Come si può conciliare l’armoniosa combinazione di pura esperienza, tecnica e inventiva della Via del Tè che richiede totale dedizione, con la violenza, la guerra, il potere, lo sfarzo della vita di corte?
Ogni minimo dettaglio della cerimonia comporta una conoscenza, una scelta profonda e ineffabile. Ha un profondo significato l’ora in cui si svolge, la stagione, il luogo, la calligrafia appesa alla parete e gli utensili, i contenitori per le foglie di tè, le tazze, le varietà d’incenso, ognuno ha una sua storia e si armonizza con la situazione, con l’ospite, con la circostanza.
Forse che la sublime e inimitabile Via del maestro Rikyu non era che la Via della Morte?
Il tema della morte pervade tutta la produzione di Yasushi Inoue, pensiamo a Ricordi di mia madre:
‘- La nonna s’è guastata -, aveva commentato il nipote. Ripeteva continuamente le stesse cose, come un disco rotto. In una prima fase era tornata adolescente, innamorata persa di un cugino e non voleva neanche sentir nominare il marito. L’aveva servito e riverito per tutta la vita e adesso non se n’era andato. Argomento chiuso. Sembrava insensibile, dura, poi tornava la stessa deliziosa vecchietta che offriva tè e pasticcini, che giocava coi nipoti. Gli sbalzi d‘umore erano improvvisi, sconcertanti. Non si sapeva come prenderla. Forse ne soffriva?’.

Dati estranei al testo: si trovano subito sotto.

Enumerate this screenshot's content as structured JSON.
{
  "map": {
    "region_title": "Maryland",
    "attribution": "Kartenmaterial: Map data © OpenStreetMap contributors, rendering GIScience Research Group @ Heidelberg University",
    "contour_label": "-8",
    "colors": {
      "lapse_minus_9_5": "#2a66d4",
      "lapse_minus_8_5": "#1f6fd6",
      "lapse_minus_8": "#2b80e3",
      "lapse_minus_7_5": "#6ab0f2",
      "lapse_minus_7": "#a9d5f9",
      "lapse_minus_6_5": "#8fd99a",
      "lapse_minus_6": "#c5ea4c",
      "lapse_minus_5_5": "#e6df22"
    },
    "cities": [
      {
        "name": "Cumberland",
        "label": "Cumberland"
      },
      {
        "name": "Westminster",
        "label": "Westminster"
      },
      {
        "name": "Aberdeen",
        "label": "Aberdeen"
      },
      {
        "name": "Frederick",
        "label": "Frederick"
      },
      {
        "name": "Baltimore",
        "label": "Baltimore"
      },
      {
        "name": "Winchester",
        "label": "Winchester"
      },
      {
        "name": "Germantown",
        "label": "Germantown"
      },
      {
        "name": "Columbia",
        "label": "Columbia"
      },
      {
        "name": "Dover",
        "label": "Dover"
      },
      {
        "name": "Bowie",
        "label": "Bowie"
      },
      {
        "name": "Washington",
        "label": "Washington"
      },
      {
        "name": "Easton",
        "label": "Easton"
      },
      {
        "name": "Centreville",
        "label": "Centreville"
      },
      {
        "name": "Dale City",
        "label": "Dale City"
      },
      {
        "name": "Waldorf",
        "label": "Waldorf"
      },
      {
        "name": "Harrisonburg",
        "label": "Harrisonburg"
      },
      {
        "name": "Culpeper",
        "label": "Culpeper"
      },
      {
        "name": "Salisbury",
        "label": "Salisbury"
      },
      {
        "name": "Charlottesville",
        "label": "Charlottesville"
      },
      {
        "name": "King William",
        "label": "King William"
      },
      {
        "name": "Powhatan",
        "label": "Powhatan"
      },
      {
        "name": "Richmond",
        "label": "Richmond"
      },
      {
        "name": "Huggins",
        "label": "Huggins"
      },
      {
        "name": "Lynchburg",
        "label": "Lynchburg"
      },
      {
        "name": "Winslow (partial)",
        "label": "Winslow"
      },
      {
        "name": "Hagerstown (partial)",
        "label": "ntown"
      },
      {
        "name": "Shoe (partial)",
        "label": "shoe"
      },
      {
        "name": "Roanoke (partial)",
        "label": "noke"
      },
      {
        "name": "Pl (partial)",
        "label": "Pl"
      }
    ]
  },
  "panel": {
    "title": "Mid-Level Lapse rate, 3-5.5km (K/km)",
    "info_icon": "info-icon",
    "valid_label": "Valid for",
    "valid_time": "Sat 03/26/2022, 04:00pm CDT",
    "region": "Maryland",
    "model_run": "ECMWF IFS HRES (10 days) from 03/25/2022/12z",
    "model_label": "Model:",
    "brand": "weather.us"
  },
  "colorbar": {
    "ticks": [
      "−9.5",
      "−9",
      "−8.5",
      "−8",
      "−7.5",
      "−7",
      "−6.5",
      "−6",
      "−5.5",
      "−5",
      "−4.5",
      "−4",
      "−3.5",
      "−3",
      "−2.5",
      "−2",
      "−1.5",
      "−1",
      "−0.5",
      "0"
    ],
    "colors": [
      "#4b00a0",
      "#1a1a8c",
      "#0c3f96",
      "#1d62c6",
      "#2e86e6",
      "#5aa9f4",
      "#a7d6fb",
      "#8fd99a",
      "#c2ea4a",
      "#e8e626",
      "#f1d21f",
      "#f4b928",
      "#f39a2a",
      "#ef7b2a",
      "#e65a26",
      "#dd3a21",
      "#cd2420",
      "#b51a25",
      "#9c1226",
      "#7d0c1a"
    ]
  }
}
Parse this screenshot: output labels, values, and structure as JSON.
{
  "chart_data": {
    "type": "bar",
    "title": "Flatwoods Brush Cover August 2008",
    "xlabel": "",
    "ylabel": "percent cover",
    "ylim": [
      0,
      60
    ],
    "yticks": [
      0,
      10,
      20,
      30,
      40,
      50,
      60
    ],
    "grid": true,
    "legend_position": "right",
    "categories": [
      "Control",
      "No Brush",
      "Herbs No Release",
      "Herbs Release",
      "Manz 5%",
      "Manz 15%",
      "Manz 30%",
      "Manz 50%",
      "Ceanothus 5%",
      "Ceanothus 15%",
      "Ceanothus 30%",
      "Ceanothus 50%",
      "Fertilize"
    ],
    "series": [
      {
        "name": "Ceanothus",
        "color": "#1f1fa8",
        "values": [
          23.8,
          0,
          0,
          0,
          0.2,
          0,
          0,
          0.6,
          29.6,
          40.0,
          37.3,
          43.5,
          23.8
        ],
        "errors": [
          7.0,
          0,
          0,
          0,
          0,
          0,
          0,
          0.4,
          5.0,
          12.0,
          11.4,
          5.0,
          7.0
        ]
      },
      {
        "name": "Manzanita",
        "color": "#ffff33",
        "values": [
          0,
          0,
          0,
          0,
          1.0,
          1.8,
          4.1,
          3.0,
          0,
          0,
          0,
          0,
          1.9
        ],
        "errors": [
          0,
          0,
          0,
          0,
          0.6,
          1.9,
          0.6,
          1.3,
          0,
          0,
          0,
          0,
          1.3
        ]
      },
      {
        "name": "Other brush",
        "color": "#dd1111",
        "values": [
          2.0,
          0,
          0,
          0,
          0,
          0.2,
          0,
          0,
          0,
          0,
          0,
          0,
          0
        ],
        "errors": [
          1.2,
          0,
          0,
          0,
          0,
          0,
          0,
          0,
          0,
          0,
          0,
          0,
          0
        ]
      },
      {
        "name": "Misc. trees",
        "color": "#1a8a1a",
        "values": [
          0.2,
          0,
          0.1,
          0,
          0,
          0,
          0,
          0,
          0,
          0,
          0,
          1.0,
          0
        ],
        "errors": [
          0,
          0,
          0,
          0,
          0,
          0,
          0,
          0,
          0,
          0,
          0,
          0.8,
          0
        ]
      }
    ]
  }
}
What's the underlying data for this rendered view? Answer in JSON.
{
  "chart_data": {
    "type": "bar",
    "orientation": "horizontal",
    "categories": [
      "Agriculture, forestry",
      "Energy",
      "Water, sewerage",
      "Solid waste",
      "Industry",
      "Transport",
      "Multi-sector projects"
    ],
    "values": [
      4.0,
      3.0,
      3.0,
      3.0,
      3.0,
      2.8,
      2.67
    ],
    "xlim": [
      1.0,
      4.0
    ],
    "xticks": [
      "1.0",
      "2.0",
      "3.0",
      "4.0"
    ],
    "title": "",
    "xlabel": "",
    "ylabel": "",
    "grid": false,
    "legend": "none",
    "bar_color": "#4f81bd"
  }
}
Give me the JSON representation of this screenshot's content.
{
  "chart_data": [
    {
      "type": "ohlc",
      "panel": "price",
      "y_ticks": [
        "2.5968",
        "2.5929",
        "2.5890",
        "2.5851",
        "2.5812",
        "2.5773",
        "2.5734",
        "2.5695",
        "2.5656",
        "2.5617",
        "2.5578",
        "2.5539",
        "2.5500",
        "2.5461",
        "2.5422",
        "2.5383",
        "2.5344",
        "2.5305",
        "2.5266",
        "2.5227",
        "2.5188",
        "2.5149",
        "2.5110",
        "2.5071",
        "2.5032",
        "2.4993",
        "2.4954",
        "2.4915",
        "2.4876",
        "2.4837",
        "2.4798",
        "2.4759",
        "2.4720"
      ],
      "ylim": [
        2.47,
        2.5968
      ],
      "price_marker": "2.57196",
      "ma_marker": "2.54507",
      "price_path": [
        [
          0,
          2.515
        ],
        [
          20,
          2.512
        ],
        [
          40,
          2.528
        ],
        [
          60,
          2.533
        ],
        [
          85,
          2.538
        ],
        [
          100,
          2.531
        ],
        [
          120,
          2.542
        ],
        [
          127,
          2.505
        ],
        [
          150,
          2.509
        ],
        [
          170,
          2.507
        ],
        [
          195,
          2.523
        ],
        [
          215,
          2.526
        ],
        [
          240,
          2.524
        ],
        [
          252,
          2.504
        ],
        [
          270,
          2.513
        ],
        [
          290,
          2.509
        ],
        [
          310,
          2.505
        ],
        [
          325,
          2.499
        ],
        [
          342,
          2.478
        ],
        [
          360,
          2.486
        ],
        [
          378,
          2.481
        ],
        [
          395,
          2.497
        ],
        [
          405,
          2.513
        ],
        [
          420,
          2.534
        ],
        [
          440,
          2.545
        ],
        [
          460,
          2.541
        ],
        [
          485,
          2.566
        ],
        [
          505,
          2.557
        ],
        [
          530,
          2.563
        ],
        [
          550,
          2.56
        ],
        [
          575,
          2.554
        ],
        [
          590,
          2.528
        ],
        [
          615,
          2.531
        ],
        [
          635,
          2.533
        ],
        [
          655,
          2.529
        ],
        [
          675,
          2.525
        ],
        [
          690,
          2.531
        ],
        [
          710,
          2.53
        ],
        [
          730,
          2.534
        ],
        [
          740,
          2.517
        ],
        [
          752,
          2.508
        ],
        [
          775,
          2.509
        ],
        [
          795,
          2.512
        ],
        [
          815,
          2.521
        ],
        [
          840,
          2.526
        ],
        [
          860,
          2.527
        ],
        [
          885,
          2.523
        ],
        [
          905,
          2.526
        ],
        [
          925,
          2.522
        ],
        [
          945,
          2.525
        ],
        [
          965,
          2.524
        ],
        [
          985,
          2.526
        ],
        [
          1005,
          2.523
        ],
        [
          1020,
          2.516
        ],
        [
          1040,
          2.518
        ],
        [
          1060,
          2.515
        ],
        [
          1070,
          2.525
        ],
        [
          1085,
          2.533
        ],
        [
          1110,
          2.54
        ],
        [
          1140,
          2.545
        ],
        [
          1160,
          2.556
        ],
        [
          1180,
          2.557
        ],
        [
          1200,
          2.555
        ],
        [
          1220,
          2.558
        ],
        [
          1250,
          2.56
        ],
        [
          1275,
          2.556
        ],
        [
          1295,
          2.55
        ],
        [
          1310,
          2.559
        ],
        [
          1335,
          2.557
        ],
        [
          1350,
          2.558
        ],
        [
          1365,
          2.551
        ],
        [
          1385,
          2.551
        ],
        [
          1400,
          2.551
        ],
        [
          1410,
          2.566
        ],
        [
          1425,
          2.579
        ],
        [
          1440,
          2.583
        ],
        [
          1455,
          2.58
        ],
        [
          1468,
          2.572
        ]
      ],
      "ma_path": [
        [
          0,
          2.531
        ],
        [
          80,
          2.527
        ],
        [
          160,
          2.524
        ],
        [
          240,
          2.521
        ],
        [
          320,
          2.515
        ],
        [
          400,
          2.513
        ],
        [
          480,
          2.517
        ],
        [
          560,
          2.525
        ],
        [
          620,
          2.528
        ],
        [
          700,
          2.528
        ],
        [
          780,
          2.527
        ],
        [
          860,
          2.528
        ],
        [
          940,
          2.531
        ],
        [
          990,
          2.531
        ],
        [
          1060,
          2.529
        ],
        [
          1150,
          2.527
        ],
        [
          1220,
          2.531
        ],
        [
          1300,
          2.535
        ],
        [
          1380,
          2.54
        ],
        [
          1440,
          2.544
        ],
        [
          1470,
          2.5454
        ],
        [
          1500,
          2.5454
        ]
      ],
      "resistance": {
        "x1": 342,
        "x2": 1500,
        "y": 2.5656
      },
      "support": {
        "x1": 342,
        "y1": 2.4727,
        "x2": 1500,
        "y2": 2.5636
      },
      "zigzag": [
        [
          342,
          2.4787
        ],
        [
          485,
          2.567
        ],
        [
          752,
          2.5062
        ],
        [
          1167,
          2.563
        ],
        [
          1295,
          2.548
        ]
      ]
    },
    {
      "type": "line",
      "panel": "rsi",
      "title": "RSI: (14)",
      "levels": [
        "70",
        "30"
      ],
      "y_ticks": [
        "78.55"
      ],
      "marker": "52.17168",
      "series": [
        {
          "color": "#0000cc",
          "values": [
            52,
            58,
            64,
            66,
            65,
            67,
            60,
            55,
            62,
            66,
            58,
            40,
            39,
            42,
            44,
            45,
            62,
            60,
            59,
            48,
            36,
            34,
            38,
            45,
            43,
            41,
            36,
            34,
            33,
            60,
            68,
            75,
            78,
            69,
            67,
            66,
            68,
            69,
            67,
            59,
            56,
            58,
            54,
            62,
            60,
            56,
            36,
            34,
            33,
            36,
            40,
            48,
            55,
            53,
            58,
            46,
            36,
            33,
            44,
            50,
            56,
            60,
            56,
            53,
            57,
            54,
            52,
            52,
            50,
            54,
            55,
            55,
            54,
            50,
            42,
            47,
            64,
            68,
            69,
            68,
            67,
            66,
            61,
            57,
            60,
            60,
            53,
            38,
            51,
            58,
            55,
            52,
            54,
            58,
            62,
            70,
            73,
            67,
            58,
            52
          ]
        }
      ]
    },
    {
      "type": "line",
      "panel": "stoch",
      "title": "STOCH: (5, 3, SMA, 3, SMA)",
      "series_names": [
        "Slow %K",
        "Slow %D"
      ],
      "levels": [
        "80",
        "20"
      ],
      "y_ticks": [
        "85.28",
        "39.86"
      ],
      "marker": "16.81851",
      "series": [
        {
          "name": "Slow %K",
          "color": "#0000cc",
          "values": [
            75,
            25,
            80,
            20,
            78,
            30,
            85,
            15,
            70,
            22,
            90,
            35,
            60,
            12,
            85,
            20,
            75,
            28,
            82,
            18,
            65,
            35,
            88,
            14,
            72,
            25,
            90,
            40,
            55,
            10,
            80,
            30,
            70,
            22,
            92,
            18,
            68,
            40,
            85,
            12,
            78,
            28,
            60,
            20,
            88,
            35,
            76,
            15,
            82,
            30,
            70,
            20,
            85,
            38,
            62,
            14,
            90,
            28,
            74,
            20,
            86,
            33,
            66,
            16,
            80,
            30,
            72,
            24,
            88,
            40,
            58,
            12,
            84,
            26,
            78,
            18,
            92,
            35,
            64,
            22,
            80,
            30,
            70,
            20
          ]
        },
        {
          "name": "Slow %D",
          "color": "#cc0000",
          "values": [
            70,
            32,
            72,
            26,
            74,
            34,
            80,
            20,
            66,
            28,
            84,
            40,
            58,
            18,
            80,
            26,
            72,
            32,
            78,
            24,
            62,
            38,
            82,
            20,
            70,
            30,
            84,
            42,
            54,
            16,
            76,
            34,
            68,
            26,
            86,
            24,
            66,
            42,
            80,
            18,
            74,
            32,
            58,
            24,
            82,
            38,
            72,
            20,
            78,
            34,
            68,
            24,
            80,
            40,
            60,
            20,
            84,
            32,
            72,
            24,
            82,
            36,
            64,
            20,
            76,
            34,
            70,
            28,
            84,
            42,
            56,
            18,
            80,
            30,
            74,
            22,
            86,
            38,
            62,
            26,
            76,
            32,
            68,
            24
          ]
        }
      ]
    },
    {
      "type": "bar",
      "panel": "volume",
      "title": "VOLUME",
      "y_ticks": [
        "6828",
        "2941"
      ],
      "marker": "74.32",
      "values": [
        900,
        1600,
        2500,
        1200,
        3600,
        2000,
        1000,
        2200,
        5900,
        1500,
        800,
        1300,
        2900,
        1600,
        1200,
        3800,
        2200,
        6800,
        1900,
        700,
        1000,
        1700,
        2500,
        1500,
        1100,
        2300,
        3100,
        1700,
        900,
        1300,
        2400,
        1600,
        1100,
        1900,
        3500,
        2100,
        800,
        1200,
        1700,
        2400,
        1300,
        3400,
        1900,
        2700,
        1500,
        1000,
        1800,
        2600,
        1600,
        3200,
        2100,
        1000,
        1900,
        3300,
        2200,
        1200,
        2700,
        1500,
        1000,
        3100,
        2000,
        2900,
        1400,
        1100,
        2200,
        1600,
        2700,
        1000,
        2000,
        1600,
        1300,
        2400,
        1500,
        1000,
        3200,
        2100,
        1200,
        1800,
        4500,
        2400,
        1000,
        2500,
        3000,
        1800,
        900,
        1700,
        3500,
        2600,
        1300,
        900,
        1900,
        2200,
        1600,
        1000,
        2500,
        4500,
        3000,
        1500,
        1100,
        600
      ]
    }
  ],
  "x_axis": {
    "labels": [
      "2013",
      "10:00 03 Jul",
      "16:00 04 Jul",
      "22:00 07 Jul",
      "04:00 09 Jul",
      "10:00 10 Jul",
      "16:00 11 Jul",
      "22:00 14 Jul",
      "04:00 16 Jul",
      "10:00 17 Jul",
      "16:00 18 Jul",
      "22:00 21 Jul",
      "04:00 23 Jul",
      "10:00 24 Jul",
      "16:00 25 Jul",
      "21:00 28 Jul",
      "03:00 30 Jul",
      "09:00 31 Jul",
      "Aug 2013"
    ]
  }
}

Una notte Ysushi fa un sogno. La madre gridava aiuto e vorticava con le braccia nel disperato tentativo di opporsi al vento che la trascinava via. Quel sogno lo riconcilia con lei, con quei suoi movimenti dotati di una strana leggerezza, quasi non avesse consistenza. Era morta nel sonno, senza recare disturbo a nessuno. Aveva quasi novant’anni e non s’era mai ammalata. Il giorno del suo funerale il fatto che il tempo ‘fosse così deliziosamente sereno mi parve merito suo, come se anche per morire avesse scelto il giorno adatto, a suo talento’.
Uniti dal tema della morte sono anche i tre struggenti racconti di Amore. Tutti i protagonisti scelgono per meta del loro pellegrinaggio dei luoghi significativi, perché evocano ricordi o perché famosi per la loro bellezza. Ognuno di loro è certo di essere finalmente nel posto giusto con la persona giusta, ma il destino sarà imprevedibile e tragico. Anche il lettore, avvinto nella minuzia dei preparativi, nelle limpide descrizioni dei paesaggi, nella storia che sembra procedere inevitabilmente verso il suo epilogo, resta deliziosamente beffato.
Una scrittura cristallina quella di Inoue Yasushi: ogni particolare, ogni osservazione è essenziale per rendere l’atmosfera, i caratteri, lo sviluppo della storia. Un po’ come nei dipinti giapponesi in cui ogni particolare effimero, ramo, piega del kimono, montagna, ruscello, è simbolico e si fonde col testo poetico che lo accompagna.
La bellezza nasce dall’equilibrio dell’insieme, che si sposta continuamente da un oggetto a un ideogramma, alla contemplazione della fioritura dei susini, di una scogliera, di un bosco sotto la neve, e porta inevitabilmente verso l’annientamento di sé, al Nulla.